Bangladesh's longest-serving prime minister Sheikh Hasina Wazed began her political career as a pro-democracy icon, but fled mass protests against her rule in August 2024 after 15 years in power.

Since then, Hasina has been in self-imposed exile in India, where she flew after being deposed by the student-led uprising which spiralled into nationwide unrest.

On 17 November, a special tribunal in Dhaka sentenced her to death after convicting her of crimes against humanity. It was found Hasina had ordered a deadly crackdown on protesters between 15 July and 5 August 2024. She denied all charges against her.

Up to 1,400 people were killed during the weeks of protests leading up to her ousting, most by gunfire from security forces, UN human rights investigators said. Their report found that she and her government had tried to cling to power using systematic, deadly violence against protesters.

It was the worst bloodshed the country had seen since independence in 1971.

The protests brought an unexpected end to the reign of Hasina, who had ruled Bangladesh for more than 20 years.

She and her Awami League party were credited with overseeing the South Asian country's economic progress. But in recent years she was accused of turning autocratic and clamping down on any opposition to her rule.

Politically motivated arrests, disappearances, extra-judicial killings and other abuses all rose under her rule.

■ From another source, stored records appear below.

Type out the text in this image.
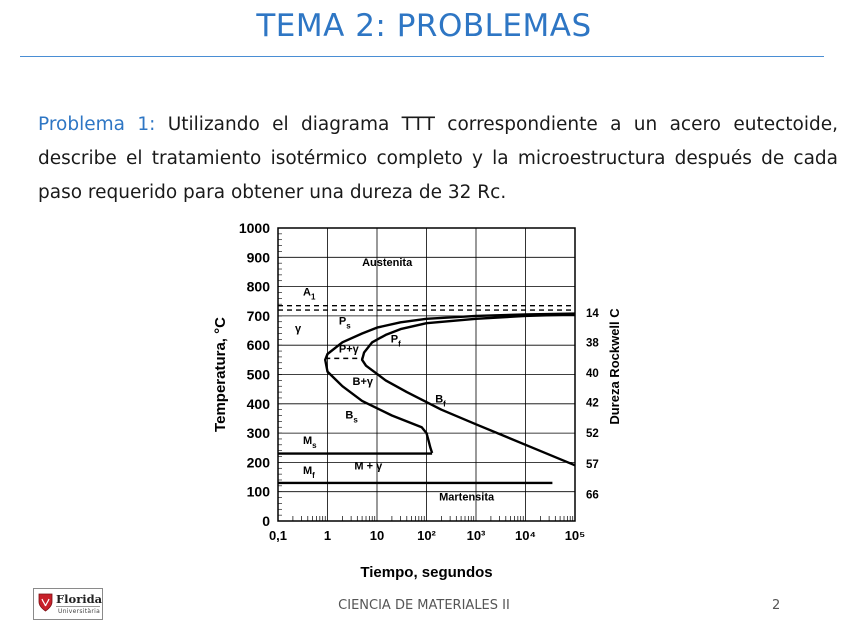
TEMA 2: PROBLEMAS
Problema 1: Utilizando el diagrama TTT correspondiente a un acero eutectoide, describe el tratamiento isotérmico completo y la microestructura después de cada paso requerido para obtener una dureza de 32 Rc.
0
100
200
300
400
500
600
700
800
900
1000
0,1	1	10	10² 10³ 10⁴ 10⁵
14
38
40
42
52
57
66
Austenita
$A_1$
γ
$P_s$
$P_f$
P+γ
B+γ
$B_f$
$B_s$
$M_s$
$M_f$
M + γ
Martensita
Temperatura, °C	Dureza Rockwell C
Tiempo, segundos
CIENCIA DE MATERIALES II	2
Florida
Universitària
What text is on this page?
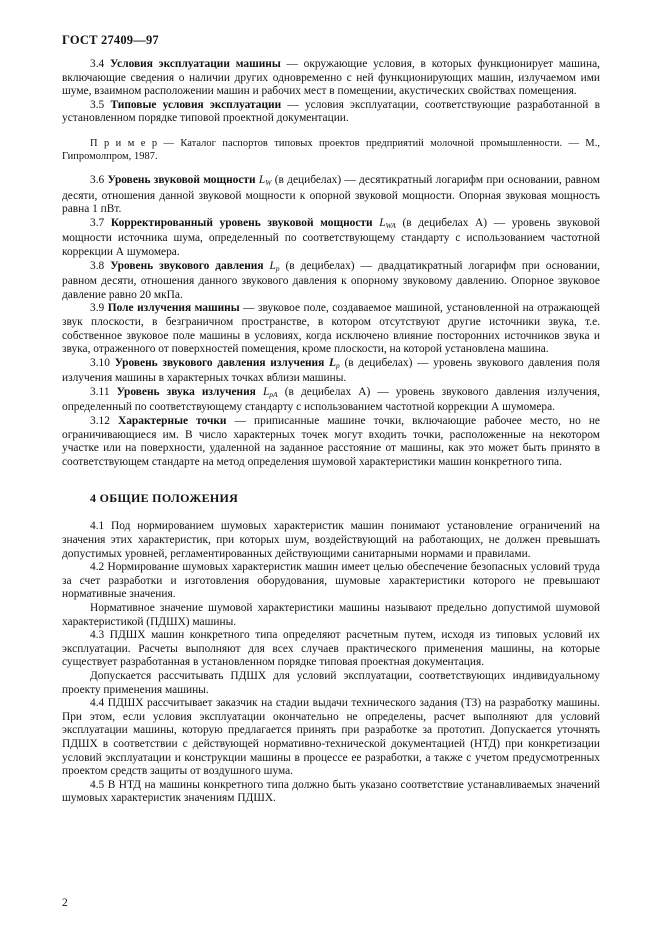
ГОСТ 27409—97

3.4 Условия эксплуатации машины — окружающие условия, в которых функционирует машина, включающие сведения о наличии других одновременно с ней функционирующих машин, излучаемом ими шуме, взаимном расположении машин и рабочих мест в помещении, акустических свойствах помещения.

3.5 Типовые условия эксплуатации — условия эксплуатации, соответствующие разработанной в установленном порядке типовой проектной документации.

П р и м е р — Каталог паспортов типовых проектов предприятий молочной промышленности. — М., Гипромолпром, 1987.

3.6 Уровень звуковой мощности $L_W$ (в децибелах) — десятикратный логарифм при основании, равном десяти, отношения данной звуковой мощности к опорной звуковой мощности. Опорная звуковая мощность равна 1 пВт.

3.7 Корректированный уровень звуковой мощности $L_{WA}$ (в децибелах А) — уровень звуковой мощности источника шума, определенный по соответствующему стандарту с использованием частотной коррекции А шумомера.

3.8 Уровень звукового давления $L_p$ (в децибелах) — двадцатикратный логарифм при основании, равном десяти, отношения данного звукового давления к опорному звуковому давлению. Опорное звуковое давление равно 20 мкПа.

3.9 Поле излучения машины — звуковое поле, создаваемое машиной, установленной на отражающей звук плоскости, в безграничном пространстве, в котором отсутствуют другие источники звука, т.е. собственное звуковое поле машины в условиях, когда исключено влияние посторонних источников звука и звука, отраженного от поверхностей помещения, кроме плоскости, на которой установлена машина.

3.10 Уровень звукового давления излучения $L_p$ (в децибелах) — уровень звукового давления поля излучения машины в характерных точках вблизи машины.

3.11 Уровень звука излучения $L_{pA}$ (в децибелах А) — уровень звукового давления излучения, определенный по соответствующему стандарту с использованием частотной коррекции А шумомера.

3.12 Характерные точки — приписанные машине точки, включающие рабочее место, но не ограничивающиеся им. В число характерных точек могут входить точки, расположенные на некотором участке или на поверхности, удаленной на заданное расстояние от машины, как это может быть принято в соответствующем стандарте на метод определения шумовой характеристики машин конкретного типа.

4 ОБЩИЕ ПОЛОЖЕНИЯ

4.1 Под нормированием шумовых характеристик машин понимают установление ограничений на значения этих характеристик, при которых шум, воздействующий на работающих, не должен превышать допустимых уровней, регламентированных действующими санитарными нормами и правилами.

4.2 Нормирование шумовых характеристик машин имеет целью обеспечение безопасных условий труда за счет разработки и изготовления оборудования, шумовые характеристики которого не превышают нормативные значения.

Нормативное значение шумовой характеристики машины называют предельно допустимой шумовой характеристикой (ПДШХ) машины.

4.3 ПДШХ машин конкретного типа определяют расчетным путем, исходя из типовых условий их эксплуатации. Расчеты выполняют для всех случаев практического применения машины, на которые существует разработанная в установленном порядке типовая проектная документация.

Допускается рассчитывать ПДШХ для условий эксплуатации, соответствующих индивидуальному проекту применения машины.

4.4 ПДШХ рассчитывает заказчик на стадии выдачи технического задания (ТЗ) на разработку машины. При этом, если условия эксплуатации окончательно не определены, расчет выполняют для условий эксплуатации машины, которую предлагается принять при разработке за прототип. Допускается уточнять ПДШХ в соответствии с действующей нормативно-технической документацией (НТД) при конкретизации условий эксплуатации и конструкции машины в процессе ее разработки, а также с учетом предусмотренных проектом средств защиты от воздушного шума.

4.5 В НТД на машины конкретного типа должно быть указано соответствие устанавливаемых значений шумовых характеристик значениям ПДШХ.

2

In January 2024, Hasina won an unprecedented fourth term as prime minister in an election widely decried by critics as being a sham and boycotted by the main opposition.

Protests began later that year with a demand to abolish quotas in civil service jobs. By summer they had morphed into a wider anti-government movement as she used the police to violently crack down on protesters.

Amid increasing calls for her to resign, Hasina remained defiant and condemned the agitators as “terrorists”. She also threw hundreds of people into jail and brought criminal charges against hundreds more.

A leaked audio clip suggested she had ordered security forces to use lethal weapons against protesters. She denies ever issuing an order to fire on unarmed civilians.

Some of the bloodiest scenes occurred on 5 August, the day Hasina fled by helicopter before crowds stormed her residence in Dhaka. Police killed at least 52 people that day in a busy neighbourhood, making it one of the worst cases of police violence in the country's history.

Hasina, who has been tried in absentia, called the tribunal a farce.

It is a kangaroo court controlled by my political opponents to deliver a pre-ordained guilty verdict... and to distract the world's attention from the chaos, violence and misrule of [the new] government, she told the BBC in the week before her verdict.

She called for the ban on her party to be lifted before elections due in February.

Hasina is also charged with crimes against humanity relating to forced disappearances during the Awami League's rule in another case at the same tribunal in Bangladesh. Hasina and the Awami League deny all the charges.

Born to a Muslim family in East Bengal in 1947, Hasina had politics in her blood. Her father was the nationalist leader Sheikh Mujibur Rahman, Bangladesh's Father of the Nation who led the country's independence from Pakistan in 1971 and became its first president.

She quickly became a national icon after returning to Bangladesh in 1981 and became leader of the Awami League, leading pro-democracy protests during military rule.

Once one of the world's poorest nations, Bangladesh achieved credible economic success under her leadership from 2009, but Hasina has long been accused of enacting repressive measures against her political opponents and the media.

Under her rule, rights groups estimate there have been at least 700 cases of enforced disappearances, with hundreds more subject to extra-judicial killings. Hasina denies involvement in these.